Paham akan suasana hati Karl yang memburuk, Theo mengusap pucuk kepala sosok itu. “Would you be sad?” tanya Theo yang menarik atensi Karl.

“Karena?” Karl balik bertanya, suaranya terdengar hampa.

“Abis misi ini selesai, kita gak akan pernah ketemu mereka lagi,” jawab Theo.

Mereka.

Ah, empat orang itu.

Karl mengalihkan padangannya dari Theo. “Dari awal niat aku bukan buat temenan. Mereka cuman alat yang kita manfaatin buat ngejar target.”

“Both of us never had friends before, Karl. Even we just acted like they were our friends because of the mission, they aren’t that bad. They are actually good people.” Telah banyak misi yang mereka lakukan hingga saat ini, tetapi perpisahan dengan orang-orang di sekitar mereka tak pernah menyenangkan.

Pandangan Theo melembut tatkala melihat bibir Karl yang melengkung ke bawah. “That’s okay to be sad, Karl.” Theo melanjutkan ucapannya.

“Even though you’re an angel without wings, your feelings are valid.”

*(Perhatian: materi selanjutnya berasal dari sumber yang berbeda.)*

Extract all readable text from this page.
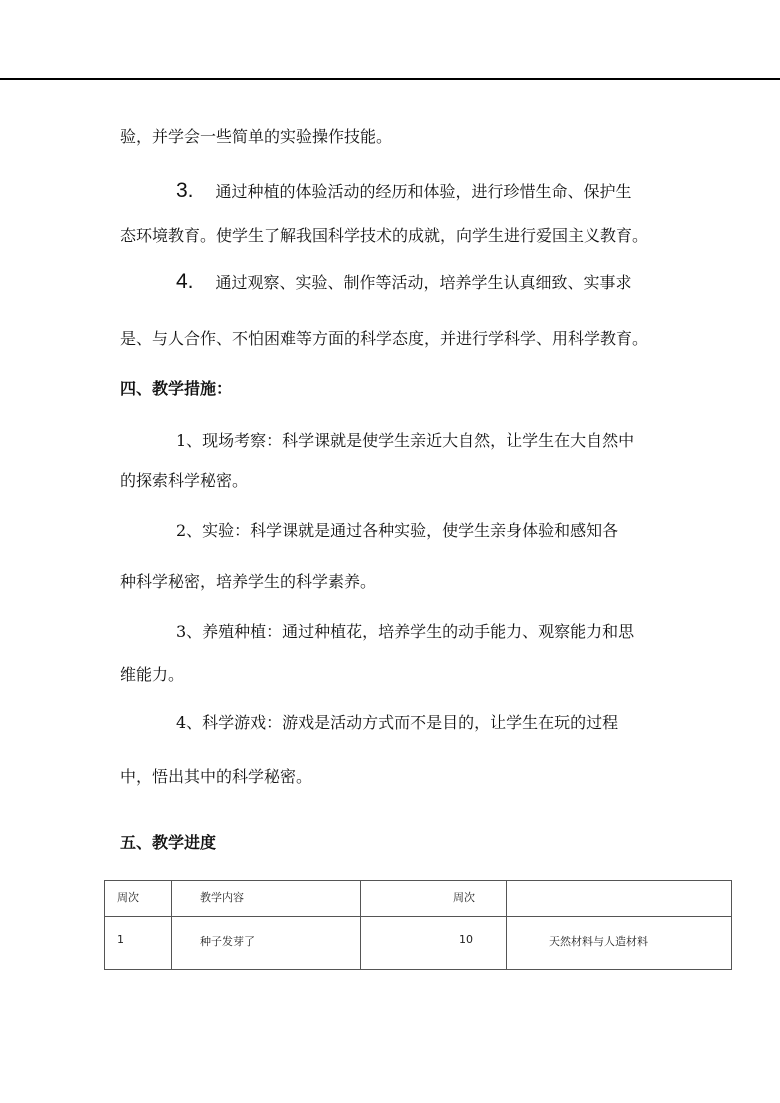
验，并学会一些简单的实验操作技能。
3. 通过种植的体验活动的经历和体验，进行珍惜生命、保护生
态环境教育。使学生了解我国科学技术的成就，向学生进行爱国主义教育。
4. 通过观察、实验、制作等活动，培养学生认真细致、实事求
是、与人合作、不怕困难等方面的科学态度，并进行学科学、用科学教育。
四、教学措施：
1、现场考察：科学课就是使学生亲近大自然，让学生在大自然中
的探索科学秘密。
2、实验：科学课就是通过各种实验，使学生亲身体验和感知各
种科学秘密，培养学生的科学素养。
3、养殖种植：通过种植花，培养学生的动手能力、观察能力和思
维能力。
4、科学游戏：游戏是活动方式而不是目的，让学生在玩的过程
中，悟出其中的科学秘密。
五、教学进度
周次	教学内容	周次	

1	种子发芽了	10	天然材料与人造材料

Atensi Karl beralih pada Theo, ketika melihat senyuman tulus yang menyambut, ujung bibi Karl tertarik ke atas. Tersenyum tipis atas perkataan kekasihnya.

Theo paham dengan konsekuensi mereka yang tak boleh terikat banyak orang. Bagaimanapun, keduanya adalah agen rahasia dari sebuah organisasi swasta. Ketika misi yang mereka jalankan selesai, mereka akan menghilang seolah tak pernah hadir menjadi bagian dari dunia. Meninggalkan segala memori yang telah terlewati sebelumnya.

“Abisin dulu makanannya, abis ini kita movie date.” Meskipun ia tak bisa menghapus rasa sedih Karl, setidaknya ia dapat membuat suasana hatinya lebih baik.

Senyuman di wajah Karl melebar. Ia mengangguk senang. Bahkan kakinya ikut terayun, membuat Theo tertawa kecil. Lantas, theo meraup kedua pipi Karl, mengecup bibir Karl sebelum menyuapinya kembali.